Deepti: And I want to know that now, not like in a day or two days, right? When the credit card transaction is declined or accepted, whatever.
So what do you do? You go to support. And support is, generally, first-line of support is always chatbots. So you go to chatbot, and they expect five predefined questions, right?
So, I'm like, "Okay, what happened to my order?" They have the information of who I am, because of a cookie, and the browser, or something like that.
And so, they're like, the chatbot is, "Oh, what's your order number?" And I'm like, "Well, if I had the order number, I'll not be asking this question of what happened to my order, but clearly I don't have the order number."

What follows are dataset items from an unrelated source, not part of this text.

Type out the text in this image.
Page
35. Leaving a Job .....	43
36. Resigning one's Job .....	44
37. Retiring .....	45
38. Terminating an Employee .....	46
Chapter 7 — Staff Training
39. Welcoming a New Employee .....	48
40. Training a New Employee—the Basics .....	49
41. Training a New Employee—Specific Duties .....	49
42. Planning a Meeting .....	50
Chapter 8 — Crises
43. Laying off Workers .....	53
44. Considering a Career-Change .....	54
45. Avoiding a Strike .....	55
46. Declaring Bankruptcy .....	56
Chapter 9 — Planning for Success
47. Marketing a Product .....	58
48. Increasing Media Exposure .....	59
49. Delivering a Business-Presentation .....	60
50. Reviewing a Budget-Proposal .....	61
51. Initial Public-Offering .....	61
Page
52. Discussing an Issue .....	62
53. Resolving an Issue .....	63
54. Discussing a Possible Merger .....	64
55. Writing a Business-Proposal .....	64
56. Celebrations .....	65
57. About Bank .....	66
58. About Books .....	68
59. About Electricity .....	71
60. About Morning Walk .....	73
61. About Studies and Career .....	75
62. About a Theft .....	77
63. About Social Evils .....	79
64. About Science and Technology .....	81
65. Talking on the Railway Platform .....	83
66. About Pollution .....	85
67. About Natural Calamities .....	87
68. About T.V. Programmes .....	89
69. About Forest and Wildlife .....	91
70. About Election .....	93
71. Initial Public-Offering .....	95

So the only thing the chatbot can do at that point is transfer me to a human. They did, like, it's working as designed, they did that, and it took me 45 minutes to get to an agent who then looked at the Order Management System and said... You know, they have to look at two systems like your Order Management System and the confirmation system, et cetera, right?
So they're like, "Oh, yeah, the order went through it looks like, because there's a row in the Order Management System, but somehow the downstream workflow of sending you an email did not work. I see that the bit has not been set for email here, so let me push that email out, and you will get the order number."
So what does that mean? The data exists, and it shouldn't require a human to look at two screens. Like, the system has the capability today to be able to get that information and give you an answer in five seconds or less.
Rachel: Yep.
Deepti: But I had to sit on a phone for 45 minutes to do this. And I'm like, "Nope, there has to be a better way."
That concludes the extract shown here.